Tuesday, December 20, 2011

No Piece of Cake.......

Holiday baking is no piece of cake here in Panama!  We're having some expat friends over to the house for Christmas Eve, and since I love carrot cake but don't allow myself the caloric splurge too often, I thought I'd make one for our get-together.  Off to the store we went with a list of supplies needed, most of which we'd seen here before but a few odd ones.  We had never seen baking powder and finally found it in the baking aisle on the bottom shelf in tiny packets that looked like yeast.  I also needed powdered sugar and thought I'd seen it here before, but where?  It wasn't with the brown sugar which is in the baking aisle.  Could it be with the regular sugar?  No, not there either.  Clyde called a friend to find out how to say "powdered" in Spanish.  Once armed with the phrase "polvo azucar" we asked around but the store clerks just looked at us confused.  We left one store and tried another since I thought I'd seen it there.  We asked around and after running around the store like mice in a maze, we found it in the baking aisle in bags on the bottom shelf.  They do sell "torta de zanahorria" or carrot cake here, but it's not the high sugar, high fat American version that we've come to love.  It's more like a coffee cake with carrots that they make here in Panama.

This Baking Powder was
found on the Bottom Shelf in trays

This is Powdered Sugar
 

Some of our neighbors have decked the streets with PVC pipe bent in a curve from side to side to form a tunnel.  Then they wrapped red ribbon around the red pipe and strung lights on them for a nice touch.  In the town of La Chorrera we saw a much more elaborate version of this that went on for many blocks.  Panama City is loaded with larger than life nativity scenes and Christmas trees with cantaloupe size balls and wide mesh garland.  And one of the malls even put in an ice skating rink to add to the "wintry" feel.

The Street Next to us
with the decorated PVC arches
 

One major difference in Panama compared to the U.S. is that this time of year in the U.S. the holiday candy practically jumps into your cart as you walk by.  Huge displays scream out.....eat me, eat me, you know you want it!  And being faithful Americans try as we may not, last year we too fell victim and gorged ourselves on chocolates wrapped in pretty red, green, gold and silver wrappers until we passed out from the sugar crash.  Here in Panama we noticed only a small display of holiday chocolates high priced at over $4.00 per bag.  And as I was unpacking the groceries at home I noticed a few bags had apparently jumped into my cart.  Perhaps it was the elves or my husband that snuck them in among our groceries, or maybe even me.  Ok so I admit that Christmas reminds me of my childhood in New Jersey. And growing up chocolate was part of the holidays, and the holidays were a happy time so chocolate is associated with happiness.

Panamanian Fruit Cake
VERY POPULAR!
Also in the U.S. this time of year are large displays of items for baking.  Baking dishes, nuts, cake mixes, cookie cutters, sugar and more.  Along with displays of pre-made cookies in brightly colored tins.  No such thing here in Panama.  I've seen small displays of packaged cookies which did not look tempting at all. But there are large displays of fruit cake here which is freshly made and not the "hard brick" like fruit cake found in the states.  Also displays of "Pan de Navidad" or Christmas bread which is braided bread formed into a wreath.

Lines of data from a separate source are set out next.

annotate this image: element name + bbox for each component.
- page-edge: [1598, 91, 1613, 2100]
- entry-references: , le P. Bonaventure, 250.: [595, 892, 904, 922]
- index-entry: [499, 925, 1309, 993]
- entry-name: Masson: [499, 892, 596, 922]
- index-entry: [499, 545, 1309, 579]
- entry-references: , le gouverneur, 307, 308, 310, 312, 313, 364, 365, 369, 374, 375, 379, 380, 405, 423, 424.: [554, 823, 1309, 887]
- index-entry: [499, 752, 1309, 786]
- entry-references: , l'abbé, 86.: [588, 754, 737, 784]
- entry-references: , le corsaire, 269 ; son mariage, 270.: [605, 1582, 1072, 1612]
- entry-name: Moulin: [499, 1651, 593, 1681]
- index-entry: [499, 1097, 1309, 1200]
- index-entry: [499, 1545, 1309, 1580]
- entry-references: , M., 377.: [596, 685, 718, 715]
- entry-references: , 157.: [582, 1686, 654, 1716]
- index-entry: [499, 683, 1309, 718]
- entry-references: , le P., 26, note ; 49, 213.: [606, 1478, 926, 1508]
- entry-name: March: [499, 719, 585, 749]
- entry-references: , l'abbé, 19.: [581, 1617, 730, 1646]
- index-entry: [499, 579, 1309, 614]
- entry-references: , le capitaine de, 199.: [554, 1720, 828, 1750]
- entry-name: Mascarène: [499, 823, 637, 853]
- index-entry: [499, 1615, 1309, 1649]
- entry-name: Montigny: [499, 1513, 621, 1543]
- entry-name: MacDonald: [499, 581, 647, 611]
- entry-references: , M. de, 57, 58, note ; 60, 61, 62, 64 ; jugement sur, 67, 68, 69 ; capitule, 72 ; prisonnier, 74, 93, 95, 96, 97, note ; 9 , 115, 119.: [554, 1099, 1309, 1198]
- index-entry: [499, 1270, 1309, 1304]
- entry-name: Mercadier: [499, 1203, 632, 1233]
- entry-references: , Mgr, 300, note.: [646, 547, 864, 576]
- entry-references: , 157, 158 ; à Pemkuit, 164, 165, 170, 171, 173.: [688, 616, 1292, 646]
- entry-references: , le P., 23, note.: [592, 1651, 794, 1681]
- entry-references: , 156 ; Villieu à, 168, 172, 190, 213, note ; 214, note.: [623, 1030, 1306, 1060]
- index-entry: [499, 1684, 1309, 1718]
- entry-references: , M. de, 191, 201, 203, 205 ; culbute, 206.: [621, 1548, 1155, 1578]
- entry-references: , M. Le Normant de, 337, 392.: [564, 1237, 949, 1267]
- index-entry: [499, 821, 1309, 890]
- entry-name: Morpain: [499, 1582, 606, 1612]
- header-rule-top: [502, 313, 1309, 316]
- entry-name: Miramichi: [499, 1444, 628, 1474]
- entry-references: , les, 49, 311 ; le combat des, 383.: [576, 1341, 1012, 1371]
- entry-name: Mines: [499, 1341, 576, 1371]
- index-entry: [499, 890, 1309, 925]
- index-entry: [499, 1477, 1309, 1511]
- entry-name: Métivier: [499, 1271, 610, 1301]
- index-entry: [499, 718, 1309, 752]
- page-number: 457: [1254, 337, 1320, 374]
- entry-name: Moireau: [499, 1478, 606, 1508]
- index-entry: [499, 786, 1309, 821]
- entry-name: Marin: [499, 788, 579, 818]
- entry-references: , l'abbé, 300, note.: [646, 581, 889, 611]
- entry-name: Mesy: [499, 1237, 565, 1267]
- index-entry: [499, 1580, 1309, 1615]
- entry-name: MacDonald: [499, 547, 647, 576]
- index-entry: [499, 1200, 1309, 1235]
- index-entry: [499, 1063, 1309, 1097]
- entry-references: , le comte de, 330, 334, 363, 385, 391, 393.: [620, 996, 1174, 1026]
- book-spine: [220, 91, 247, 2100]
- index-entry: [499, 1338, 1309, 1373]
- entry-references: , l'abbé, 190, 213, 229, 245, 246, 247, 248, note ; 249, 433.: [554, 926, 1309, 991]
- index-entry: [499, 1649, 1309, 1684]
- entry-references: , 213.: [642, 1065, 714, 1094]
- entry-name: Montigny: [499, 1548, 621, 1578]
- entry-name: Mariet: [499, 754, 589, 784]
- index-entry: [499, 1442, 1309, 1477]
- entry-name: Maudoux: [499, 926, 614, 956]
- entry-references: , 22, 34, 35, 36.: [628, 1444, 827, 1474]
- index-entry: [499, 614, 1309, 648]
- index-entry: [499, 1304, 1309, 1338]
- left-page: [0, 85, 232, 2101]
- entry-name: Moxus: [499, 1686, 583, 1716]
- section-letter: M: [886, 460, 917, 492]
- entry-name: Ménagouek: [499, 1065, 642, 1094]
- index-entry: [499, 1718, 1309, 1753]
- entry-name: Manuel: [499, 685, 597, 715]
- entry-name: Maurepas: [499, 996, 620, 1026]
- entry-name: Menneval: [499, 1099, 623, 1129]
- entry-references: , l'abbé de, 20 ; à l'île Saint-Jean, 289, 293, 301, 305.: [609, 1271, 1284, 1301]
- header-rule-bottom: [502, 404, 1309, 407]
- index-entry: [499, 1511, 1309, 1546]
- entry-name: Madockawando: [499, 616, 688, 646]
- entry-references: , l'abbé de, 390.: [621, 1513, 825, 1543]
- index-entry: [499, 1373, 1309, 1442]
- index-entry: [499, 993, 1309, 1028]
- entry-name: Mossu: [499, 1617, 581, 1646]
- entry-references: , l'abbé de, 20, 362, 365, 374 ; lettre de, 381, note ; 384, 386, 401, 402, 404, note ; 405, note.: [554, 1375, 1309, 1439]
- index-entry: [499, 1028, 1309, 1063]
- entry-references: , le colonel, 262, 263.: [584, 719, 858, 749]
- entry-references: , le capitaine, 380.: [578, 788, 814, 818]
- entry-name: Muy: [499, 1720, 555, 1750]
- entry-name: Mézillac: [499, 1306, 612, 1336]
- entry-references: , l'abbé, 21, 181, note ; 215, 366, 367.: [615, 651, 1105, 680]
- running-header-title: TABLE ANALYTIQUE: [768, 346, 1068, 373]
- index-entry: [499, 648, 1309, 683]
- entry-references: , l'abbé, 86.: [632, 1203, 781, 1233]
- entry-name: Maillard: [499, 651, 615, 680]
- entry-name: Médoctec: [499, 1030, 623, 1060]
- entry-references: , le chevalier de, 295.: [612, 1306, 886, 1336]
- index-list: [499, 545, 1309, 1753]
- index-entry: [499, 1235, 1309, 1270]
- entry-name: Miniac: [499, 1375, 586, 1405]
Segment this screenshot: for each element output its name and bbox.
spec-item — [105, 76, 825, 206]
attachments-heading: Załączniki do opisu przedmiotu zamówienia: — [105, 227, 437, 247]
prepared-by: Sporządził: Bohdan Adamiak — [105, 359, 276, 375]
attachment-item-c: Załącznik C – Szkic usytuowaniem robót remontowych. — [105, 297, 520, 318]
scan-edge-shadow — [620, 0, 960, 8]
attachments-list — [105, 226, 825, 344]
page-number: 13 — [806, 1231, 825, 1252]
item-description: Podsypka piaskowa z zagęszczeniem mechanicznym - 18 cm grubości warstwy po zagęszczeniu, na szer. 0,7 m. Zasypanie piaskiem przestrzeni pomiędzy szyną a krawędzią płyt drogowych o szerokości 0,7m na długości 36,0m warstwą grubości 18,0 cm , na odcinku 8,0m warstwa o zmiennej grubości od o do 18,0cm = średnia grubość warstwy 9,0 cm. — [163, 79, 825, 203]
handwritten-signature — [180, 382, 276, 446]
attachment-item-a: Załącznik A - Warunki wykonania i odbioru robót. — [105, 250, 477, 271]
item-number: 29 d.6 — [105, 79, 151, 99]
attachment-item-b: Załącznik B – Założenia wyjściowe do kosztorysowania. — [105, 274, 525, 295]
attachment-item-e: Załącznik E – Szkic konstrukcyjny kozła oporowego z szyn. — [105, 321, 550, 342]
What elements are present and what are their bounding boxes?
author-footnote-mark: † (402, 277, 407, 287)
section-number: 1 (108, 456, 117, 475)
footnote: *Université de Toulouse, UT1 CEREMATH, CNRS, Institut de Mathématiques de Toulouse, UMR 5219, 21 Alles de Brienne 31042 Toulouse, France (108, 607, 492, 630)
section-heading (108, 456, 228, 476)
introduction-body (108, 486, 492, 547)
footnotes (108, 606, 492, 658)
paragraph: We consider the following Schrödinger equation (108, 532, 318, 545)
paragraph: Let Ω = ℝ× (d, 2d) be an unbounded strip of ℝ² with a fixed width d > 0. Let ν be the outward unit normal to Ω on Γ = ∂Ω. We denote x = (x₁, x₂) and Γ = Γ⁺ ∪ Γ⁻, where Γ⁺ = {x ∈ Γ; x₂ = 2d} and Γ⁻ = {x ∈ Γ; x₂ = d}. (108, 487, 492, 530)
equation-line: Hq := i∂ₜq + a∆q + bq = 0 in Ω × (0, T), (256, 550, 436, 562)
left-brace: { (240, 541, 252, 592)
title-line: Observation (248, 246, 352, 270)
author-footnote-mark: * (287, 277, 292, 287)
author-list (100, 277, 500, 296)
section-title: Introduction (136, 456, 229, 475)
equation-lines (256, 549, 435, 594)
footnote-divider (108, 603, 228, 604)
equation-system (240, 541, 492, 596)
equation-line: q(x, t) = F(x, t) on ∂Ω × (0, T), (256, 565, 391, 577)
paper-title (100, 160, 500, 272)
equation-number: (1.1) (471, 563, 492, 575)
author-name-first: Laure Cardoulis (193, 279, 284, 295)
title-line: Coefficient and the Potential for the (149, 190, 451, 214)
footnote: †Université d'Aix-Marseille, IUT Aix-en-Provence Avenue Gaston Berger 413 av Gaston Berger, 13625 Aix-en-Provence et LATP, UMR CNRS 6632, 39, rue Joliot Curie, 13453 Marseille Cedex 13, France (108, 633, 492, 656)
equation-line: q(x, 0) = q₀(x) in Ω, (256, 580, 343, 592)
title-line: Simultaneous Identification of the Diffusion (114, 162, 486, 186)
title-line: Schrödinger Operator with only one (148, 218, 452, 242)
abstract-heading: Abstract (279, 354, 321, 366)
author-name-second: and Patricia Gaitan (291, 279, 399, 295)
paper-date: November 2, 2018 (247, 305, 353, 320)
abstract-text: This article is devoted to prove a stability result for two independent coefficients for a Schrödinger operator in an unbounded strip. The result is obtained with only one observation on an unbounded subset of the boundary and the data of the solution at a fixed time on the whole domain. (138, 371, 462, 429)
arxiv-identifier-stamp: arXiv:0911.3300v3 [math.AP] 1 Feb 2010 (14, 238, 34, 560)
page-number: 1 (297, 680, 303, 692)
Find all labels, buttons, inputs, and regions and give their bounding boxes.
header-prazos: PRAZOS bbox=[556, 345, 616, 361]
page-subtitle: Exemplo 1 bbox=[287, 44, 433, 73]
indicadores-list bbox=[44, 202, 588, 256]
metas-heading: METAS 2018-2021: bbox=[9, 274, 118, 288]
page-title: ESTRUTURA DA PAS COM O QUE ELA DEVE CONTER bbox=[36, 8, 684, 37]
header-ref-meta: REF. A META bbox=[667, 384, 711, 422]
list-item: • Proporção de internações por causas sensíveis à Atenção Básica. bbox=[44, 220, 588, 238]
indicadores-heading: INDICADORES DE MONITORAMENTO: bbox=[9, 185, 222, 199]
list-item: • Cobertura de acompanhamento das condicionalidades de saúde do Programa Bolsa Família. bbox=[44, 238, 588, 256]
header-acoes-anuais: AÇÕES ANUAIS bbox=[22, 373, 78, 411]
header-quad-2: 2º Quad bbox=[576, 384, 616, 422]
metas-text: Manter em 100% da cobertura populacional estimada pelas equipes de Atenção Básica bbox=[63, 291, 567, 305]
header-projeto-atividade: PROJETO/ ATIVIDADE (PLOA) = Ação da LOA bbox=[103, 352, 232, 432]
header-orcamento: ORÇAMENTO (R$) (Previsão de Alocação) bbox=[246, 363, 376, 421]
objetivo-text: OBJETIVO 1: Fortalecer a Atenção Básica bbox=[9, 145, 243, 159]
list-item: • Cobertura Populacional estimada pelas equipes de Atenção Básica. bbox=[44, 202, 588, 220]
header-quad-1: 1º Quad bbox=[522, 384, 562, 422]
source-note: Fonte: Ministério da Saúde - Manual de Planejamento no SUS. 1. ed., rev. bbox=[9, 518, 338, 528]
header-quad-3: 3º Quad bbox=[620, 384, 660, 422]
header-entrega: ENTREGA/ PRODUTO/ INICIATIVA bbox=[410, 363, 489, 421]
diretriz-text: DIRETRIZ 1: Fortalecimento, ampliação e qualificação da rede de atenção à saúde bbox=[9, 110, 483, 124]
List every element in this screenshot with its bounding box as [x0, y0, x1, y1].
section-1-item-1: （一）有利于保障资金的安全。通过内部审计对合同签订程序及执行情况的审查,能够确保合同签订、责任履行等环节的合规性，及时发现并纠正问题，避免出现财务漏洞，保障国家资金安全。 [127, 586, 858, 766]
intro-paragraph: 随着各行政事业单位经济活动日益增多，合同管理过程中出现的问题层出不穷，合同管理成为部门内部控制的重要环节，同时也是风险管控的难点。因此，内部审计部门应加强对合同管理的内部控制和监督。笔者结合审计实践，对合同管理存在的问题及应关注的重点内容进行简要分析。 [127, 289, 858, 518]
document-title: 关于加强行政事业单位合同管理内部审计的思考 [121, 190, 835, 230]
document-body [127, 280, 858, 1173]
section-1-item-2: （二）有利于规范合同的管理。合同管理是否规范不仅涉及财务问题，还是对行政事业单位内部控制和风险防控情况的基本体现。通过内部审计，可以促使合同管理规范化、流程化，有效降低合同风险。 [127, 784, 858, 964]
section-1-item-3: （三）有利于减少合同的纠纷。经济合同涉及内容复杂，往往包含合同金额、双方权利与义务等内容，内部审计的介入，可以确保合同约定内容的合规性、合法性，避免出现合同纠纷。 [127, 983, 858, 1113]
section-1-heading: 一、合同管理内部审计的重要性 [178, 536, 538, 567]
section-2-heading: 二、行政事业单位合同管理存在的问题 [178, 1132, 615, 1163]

It seems that the holidays here are more about spending time with family and friends and less about going into debt buying expensive presents.  In fact there are no displays of gifty items here like in the states either.  It was even hard to find gift bags, wrapping paper, bows or any other stuff like that.  We did see signs on kids bikes that had been reduced 30% so the gift giving must be more for the kids, which is should be.  In Spanish it's "Papa Noel" instead of Santa Claus that delivers the toys.  There are no chimneys to slide down so he must use the front door. 

To help the locals have a bit more money for the holidays, workers in Panama receive a 13th month of pay.  Their monthly salary is divided into three and paid out at three separate times of the year, the last being before Christmas.  Panamanians make very little money as compared to us Americans and don't carry credit cards so this extra money helps buy presents for the little ones.  Despite the little bit of money workers here receive, the labor laws grant each worker 4 weeks of vacation each year.  Other than then firefighters, I don't know anyone in the U.S. that has that much paid vacation time. 

So later this week I'll be doing some holiday baking after I find a conversion chart to change 350 degrees from Fahrenheit to Celsius.  And the recipe I found is for a "healthier" version of carrot cake which simply means a bit less sugar and smaller servings. 

But since Christmas is meant to be in winter not summer it's hard to get into the Christmas spirit in this balmy, humid environment.  There is a slight coolness in the air today as the early morning temperatures are a mere 74 degrees.  Despite my complaining I'll take warm and humid over cold and snowy any day.  Maybe I should go find my Christmas bikini and head out to the beach to make some new holiday memories here.... along the gringo trail.